University of California, Santa Barbara


Chemical Engineering

Site Abroad: 

Chalmers Institute of Technology, Gothenburg, Sweden


Christian Müller

Faculty Sponsor(s): 

David Kiefer

Project Title: 

Optimization of Electrical Conductivity of Polythiophenes via Molecular Doping

Project Description: 

Doping of semiconducting polymers increases their electrical conductivity which is required for use as thermoelectric material, with potential application in areas including waste heat recovery and thermoelectric temperature control. However, the effectiveness of a dopant and polymer pair varies based on the interactions between the dopant, polymer, and solvent. Thus, it is vital to test various dopant and polymer pairs to maximize the electrical conductivity of various polymers. In this project, two conjugated polymers, the polythiophene p(g42T-T) and polythienothiophene p(g42T-TT), are doped with 2,3,5,6-tetrafluoro-7,7,8,8-tetracyanoquinodimethane (F4TCNQ), 2,3-dichloro-5,6-dicyano-1,4-benzoquinone (DDQ), tetracyanoquinodimethane (TCNQ), and tetracyanoethylene (TCNE). A 1:1 chloroform:acetonitrile (CH3CN:CHCl3)  solvent mixture is used to ensure polymer and dopant solubility.
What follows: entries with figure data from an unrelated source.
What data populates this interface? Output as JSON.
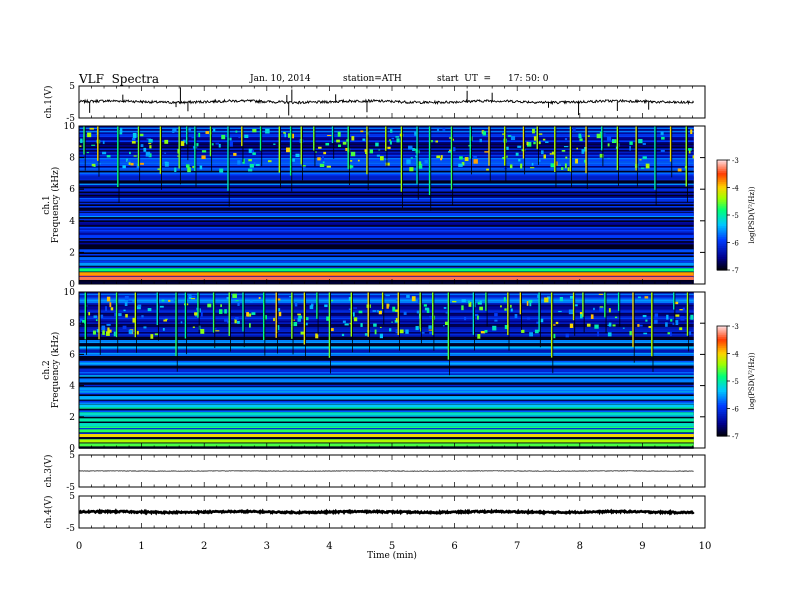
{
  "header": {
    "title": "VLF  Spectra",
    "date": "Jan. 10, 2014",
    "station": "station=ATH",
    "start_label": "start  UT  =",
    "start_time": "17: 50: 0"
  },
  "chart_data": [
    {
      "type": "line",
      "panel": "ch1-waveform",
      "ylabel": "ch.1(V)",
      "ylim": [
        -5,
        5
      ],
      "yticks": [
        "5",
        "-5"
      ],
      "x_range_min": [
        0,
        9.82
      ],
      "baseline_v": 0.1,
      "noise_v": 0.8,
      "spikes": [
        {
          "t": 0.17,
          "v": -3.4
        },
        {
          "t": 0.7,
          "v": 2.3
        },
        {
          "t": 1.55,
          "v": -1.6
        },
        {
          "t": 1.62,
          "v": 4.6
        },
        {
          "t": 1.74,
          "v": -2.9
        },
        {
          "t": 3.32,
          "v": 2.2
        },
        {
          "t": 3.35,
          "v": -4.2
        },
        {
          "t": 3.4,
          "v": 3.9
        },
        {
          "t": 4.1,
          "v": 2.4
        },
        {
          "t": 4.6,
          "v": -3.2
        },
        {
          "t": 6.2,
          "v": 3.5
        },
        {
          "t": 6.6,
          "v": 2.9
        },
        {
          "t": 7.5,
          "v": -1.8
        },
        {
          "t": 7.98,
          "v": -4.1
        },
        {
          "t": 8.6,
          "v": -2.8
        },
        {
          "t": 9.1,
          "v": -2.4
        }
      ]
    },
    {
      "type": "heatmap",
      "panel": "ch1-spectrogram",
      "ylabel": "ch.1 Frequency (kHz)",
      "ylim": [
        0,
        10
      ],
      "yticks": [
        "0",
        "2",
        "4",
        "6",
        "8",
        "10"
      ],
      "x_range_min": [
        0,
        9.82
      ],
      "colorbar": {
        "label": "log(PSD(V²/Hz))",
        "range": [
          -7,
          -3
        ],
        "ticks": [
          "-3",
          "-4",
          "-5",
          "-6",
          "-7"
        ]
      },
      "bands_khz": [
        {
          "f": 0.35,
          "level": -3.3
        },
        {
          "f": 0.65,
          "level": -3.8
        },
        {
          "f": 0.9,
          "level": -4.8
        },
        {
          "f": 1.25,
          "level": -5.5
        },
        {
          "f": 1.6,
          "level": -5.7
        },
        {
          "f": 2.1,
          "level": -5.8
        },
        {
          "f": 3.0,
          "level": -5.9
        },
        {
          "f": 4.4,
          "level": -5.9
        },
        {
          "f": 5.3,
          "level": -6.0
        },
        {
          "f": 6.7,
          "level": -6.2
        }
      ],
      "background_level": -6.6,
      "upper_band_level": -5.9,
      "sferic_times_min": [
        0.08,
        0.3,
        0.62,
        0.95,
        1.3,
        1.6,
        1.72,
        1.85,
        2.1,
        2.38,
        2.6,
        2.9,
        3.2,
        3.38,
        3.55,
        3.75,
        4.05,
        4.3,
        4.6,
        4.9,
        5.15,
        5.4,
        5.6,
        5.95,
        6.25,
        6.55,
        6.8,
        7.1,
        7.32,
        7.6,
        7.85,
        8.1,
        8.35,
        8.6,
        8.9,
        9.2,
        9.45,
        9.7
      ]
    },
    {
      "type": "heatmap",
      "panel": "ch2-spectrogram",
      "ylabel": "ch.2 Frequency (kHz)",
      "ylim": [
        0,
        10
      ],
      "yticks": [
        "0",
        "2",
        "4",
        "6",
        "8",
        "10"
      ],
      "x_range_min": [
        0,
        9.82
      ],
      "colorbar": {
        "label": "log(PSD(V²/Hz))",
        "range": [
          -7,
          -3
        ],
        "ticks": [
          "-3",
          "-4",
          "-5",
          "-6",
          "-7"
        ]
      },
      "bands_khz": [
        {
          "f": 0.2,
          "level": -4.6
        },
        {
          "f": 0.45,
          "level": -4.3
        },
        {
          "f": 0.8,
          "level": -4.0
        },
        {
          "f": 1.1,
          "level": -4.7
        },
        {
          "f": 1.5,
          "level": -5.1
        },
        {
          "f": 1.8,
          "level": -5.0
        },
        {
          "f": 2.2,
          "level": -5.1
        },
        {
          "f": 2.7,
          "level": -5.3
        },
        {
          "f": 3.2,
          "level": -5.4
        },
        {
          "f": 3.8,
          "level": -5.5
        },
        {
          "f": 4.3,
          "level": -5.6
        },
        {
          "f": 5.0,
          "level": -6.1
        },
        {
          "f": 6.2,
          "level": -6.3
        }
      ],
      "background_level": -6.6,
      "upper_band_level": -5.6,
      "sferic_times_min": [
        0.1,
        0.32,
        0.6,
        0.9,
        1.25,
        1.55,
        1.7,
        1.9,
        2.15,
        2.4,
        2.62,
        2.95,
        3.15,
        3.4,
        3.6,
        3.8,
        4.0,
        4.35,
        4.62,
        4.85,
        5.1,
        5.45,
        5.65,
        5.9,
        6.3,
        6.5,
        6.85,
        7.05,
        7.35,
        7.55,
        7.9,
        8.05,
        8.4,
        8.62,
        8.85,
        9.15,
        9.5,
        9.72
      ]
    },
    {
      "type": "line",
      "panel": "ch3-waveform",
      "ylabel": "ch.3(V)",
      "ylim": [
        -5,
        5
      ],
      "yticks": [
        "5",
        "-5"
      ],
      "x_range_min": [
        0,
        9.82
      ],
      "baseline_v": 0.0,
      "noise_v": 0.12
    },
    {
      "type": "line",
      "panel": "ch4-waveform",
      "ylabel": "ch.4(V)",
      "ylim": [
        -5,
        5
      ],
      "yticks": [
        "5",
        "-5"
      ],
      "x_range_min": [
        0,
        9.82
      ],
      "baseline_v": 0.0,
      "noise_v": 0.45
    }
  ],
  "x_axis": {
    "label": "Time  (min)",
    "xlim": [
      0,
      10
    ],
    "ticks": [
      "0",
      "1",
      "2",
      "3",
      "4",
      "5",
      "6",
      "7",
      "8",
      "9",
      "10"
    ]
  }
}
Addition of dopant effectively increases the electrical conductivities of the polymers up to a dopant concentrations 40 mol% before reaching a maximum conductivity of around 80 S cm-1. Increasing the doping level also affects absorption spectra for the polymer by decreasing the polymer absorption along with increasing features of present charged dopants molecules. The tested dopant and polymer pairs have thus proven capable for use as thermoelectric materials.